Archive pour le 23 janvier, 2018

Vivement le mois de mars !

23 janvier, 2018

« Quel est le mois de l’année que vous préférez ? »

« Moi, c’est le mois de mars, à condition que Pâques tombe en avril. »

« C’est curieux comme choix. »

« Non, c’est le mois le plus tranquille. Il n’y a aucune fête, rien à célébrer. On se contente d’égrener paisiblement 31 jours, sans être obligé de se demander ce qu’on va faire pour honorer la saint-Truc ou la saint-Bidule. »

« Pourtant, vous avez le mois de mai qui est pas mal avec pleine de ponts ! »

« Non, justement ! On est obligé de se demander ce qu’on va faire pendant les ponts. En plus, il y a un vice fondamental dans le mois de mai, c’est que le 8 tombe 7 jours après le 1er, si bien que si le 1er mai est un dimanche, le 8 est aussi un dimanche et vous l’avez dans l’os ! »

« Et le mois d’août ! Ne me dites pas que vous n’aimez pas le mois d’août ! »

« Je hais le mois d’août. C’est encore un mois où il faut absolument « partir ». Résultat on se retrouve à plusieurs millions sur les autoroutes, suant comme des porcs, puis sur les plages pour prendre des ballons de volley dans la figure. Ou pire encore dans les aéroports pour dormir parterre parce que les pilotes sont en grève. »

« Moi, j’aime bien le mois de février. Le ski, les soirées au coin du feu, tout ça… »

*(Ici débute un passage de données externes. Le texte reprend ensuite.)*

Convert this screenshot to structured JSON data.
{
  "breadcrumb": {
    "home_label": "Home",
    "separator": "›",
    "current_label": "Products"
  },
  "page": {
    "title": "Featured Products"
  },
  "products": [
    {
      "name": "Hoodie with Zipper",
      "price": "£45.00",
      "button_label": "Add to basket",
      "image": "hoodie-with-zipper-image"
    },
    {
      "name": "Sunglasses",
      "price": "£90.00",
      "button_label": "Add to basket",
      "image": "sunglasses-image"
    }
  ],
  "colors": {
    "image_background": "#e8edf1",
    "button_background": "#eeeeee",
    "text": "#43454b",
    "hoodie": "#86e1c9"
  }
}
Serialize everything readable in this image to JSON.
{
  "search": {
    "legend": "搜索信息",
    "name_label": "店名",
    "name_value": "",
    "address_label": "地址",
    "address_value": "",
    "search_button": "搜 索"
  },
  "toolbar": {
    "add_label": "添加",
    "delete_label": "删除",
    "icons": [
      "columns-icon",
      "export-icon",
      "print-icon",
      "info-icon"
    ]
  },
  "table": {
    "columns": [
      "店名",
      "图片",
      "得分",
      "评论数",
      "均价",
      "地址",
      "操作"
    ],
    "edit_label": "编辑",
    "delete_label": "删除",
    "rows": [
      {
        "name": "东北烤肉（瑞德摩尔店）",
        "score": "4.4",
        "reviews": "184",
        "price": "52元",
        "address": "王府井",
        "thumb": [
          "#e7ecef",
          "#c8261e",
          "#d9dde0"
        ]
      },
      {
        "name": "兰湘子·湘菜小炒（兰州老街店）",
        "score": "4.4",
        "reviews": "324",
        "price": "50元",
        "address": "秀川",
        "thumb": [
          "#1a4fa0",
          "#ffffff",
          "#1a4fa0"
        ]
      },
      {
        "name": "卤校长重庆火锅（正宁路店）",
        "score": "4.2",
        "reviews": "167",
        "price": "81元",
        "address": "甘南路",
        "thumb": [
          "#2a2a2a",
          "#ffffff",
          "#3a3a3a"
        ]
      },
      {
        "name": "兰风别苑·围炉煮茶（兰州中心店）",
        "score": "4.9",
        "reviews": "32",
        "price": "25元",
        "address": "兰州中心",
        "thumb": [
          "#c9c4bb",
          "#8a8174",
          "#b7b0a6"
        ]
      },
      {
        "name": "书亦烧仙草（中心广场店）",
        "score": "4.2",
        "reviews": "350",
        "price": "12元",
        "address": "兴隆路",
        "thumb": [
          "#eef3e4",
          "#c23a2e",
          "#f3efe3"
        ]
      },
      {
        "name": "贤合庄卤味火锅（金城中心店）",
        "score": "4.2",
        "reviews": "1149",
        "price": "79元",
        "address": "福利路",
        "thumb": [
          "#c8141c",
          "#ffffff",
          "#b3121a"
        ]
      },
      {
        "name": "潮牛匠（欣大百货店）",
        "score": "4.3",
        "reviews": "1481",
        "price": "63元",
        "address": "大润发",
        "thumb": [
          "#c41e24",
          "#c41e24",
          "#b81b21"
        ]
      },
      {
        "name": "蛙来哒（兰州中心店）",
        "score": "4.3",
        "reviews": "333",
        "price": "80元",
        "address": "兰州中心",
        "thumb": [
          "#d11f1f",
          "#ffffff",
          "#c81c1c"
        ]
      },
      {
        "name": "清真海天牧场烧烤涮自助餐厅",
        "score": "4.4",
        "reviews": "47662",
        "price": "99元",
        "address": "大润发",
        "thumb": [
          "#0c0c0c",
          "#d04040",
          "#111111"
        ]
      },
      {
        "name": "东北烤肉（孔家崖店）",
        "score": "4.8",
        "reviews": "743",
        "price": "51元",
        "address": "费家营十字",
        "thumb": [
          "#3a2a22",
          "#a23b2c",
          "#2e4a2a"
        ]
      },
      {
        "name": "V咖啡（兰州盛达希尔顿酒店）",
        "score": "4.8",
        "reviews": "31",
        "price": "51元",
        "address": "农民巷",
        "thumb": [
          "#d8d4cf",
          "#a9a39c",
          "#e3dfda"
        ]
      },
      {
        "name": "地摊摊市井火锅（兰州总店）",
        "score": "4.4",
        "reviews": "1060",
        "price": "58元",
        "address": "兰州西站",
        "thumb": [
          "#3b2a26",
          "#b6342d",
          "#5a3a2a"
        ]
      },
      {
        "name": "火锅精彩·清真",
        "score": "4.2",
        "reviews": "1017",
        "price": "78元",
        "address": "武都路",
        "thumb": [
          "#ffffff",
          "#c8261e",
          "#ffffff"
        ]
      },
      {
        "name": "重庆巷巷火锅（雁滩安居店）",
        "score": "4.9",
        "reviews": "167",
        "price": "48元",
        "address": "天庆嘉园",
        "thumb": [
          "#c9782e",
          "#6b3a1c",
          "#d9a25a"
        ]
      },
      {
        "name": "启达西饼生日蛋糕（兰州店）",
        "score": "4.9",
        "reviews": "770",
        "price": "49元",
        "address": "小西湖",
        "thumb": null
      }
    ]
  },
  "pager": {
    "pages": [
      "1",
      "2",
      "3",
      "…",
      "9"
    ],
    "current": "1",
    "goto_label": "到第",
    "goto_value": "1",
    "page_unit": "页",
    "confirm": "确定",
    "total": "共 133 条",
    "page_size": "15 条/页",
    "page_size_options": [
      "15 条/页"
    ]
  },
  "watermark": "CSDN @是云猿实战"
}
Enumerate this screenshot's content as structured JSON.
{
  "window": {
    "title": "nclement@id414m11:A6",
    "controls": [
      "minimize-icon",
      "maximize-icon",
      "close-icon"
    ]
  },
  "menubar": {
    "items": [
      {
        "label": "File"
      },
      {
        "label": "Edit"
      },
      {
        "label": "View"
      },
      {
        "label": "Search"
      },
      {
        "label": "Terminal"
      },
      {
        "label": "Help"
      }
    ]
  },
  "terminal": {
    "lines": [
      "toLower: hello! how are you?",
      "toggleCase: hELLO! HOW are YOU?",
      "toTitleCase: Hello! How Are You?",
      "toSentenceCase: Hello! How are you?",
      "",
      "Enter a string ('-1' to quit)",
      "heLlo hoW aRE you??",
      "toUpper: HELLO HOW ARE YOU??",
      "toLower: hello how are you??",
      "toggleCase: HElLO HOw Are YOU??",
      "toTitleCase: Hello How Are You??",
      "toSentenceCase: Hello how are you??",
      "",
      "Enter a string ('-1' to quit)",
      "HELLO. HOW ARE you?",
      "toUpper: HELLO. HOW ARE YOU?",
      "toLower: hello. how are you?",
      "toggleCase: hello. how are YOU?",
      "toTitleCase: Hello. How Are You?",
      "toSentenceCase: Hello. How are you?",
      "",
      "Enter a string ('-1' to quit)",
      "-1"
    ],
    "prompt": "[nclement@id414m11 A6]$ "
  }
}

« Vous trouvez ? Les routes sont enneigées, vous vous gelez les doigts parce que vous ne savez pas monter vos chaînes sur vos pneus et au final vous avez le plaisir de passer une nuit dans un centre d’hébergement en attendant que la route soit dégagée. »

« Vous ne voyez que le mauvais côté des choses. »

« Vous avez raison. Le mois de février a deux avantages. Le premier, c’est la Chandeleur, j’aime bien les crêpes. Le second, c’est qu’il est le mois le plus court, ce qui permet d’arriver rapidement au mois de mars. »

« Je ne vous parle pas du mois de décembre, évidemment ! »

« Il ne vaut mieux pas. Chercher des cadeaux qui vont finir au fond des placards. Bouffer comme quatre pour avoir mal à la tête le lendemain. Souhaiter la bonne année à des gens qui se fichent de celle que vous allez passer. Merci bien ! »

« Et le mois d’octobre, ce n’est pas mal, non ? Il n’y a rien. »

« Justement, comme il n’y avait rien, on est allé chercher Halloween chez les Américains. Le résultat, c’est comme je n’ai jamais de bonbons pour les enfants qui viennent sonner chez moi, je passe pour le vieux rapiat du quartier. »

« On n’a encore pas parlé de novembre. »

« C’est le pompon ! Aller sur les tombes sous lesquelles on finira bientôt. Merci ! C’est bon pour mon moral ! »

« Juillet et septembre, je suppose que ce n’est pas la peine d’en parler ? »

« Juillet, c’est le tour de France que les français ne gagnent plus depuis 40 ans ! Septembre, c’est le souvenir de ces jours maudits pendant lesquels j’ai eu mal au ventre à chaque rentrée des classes. »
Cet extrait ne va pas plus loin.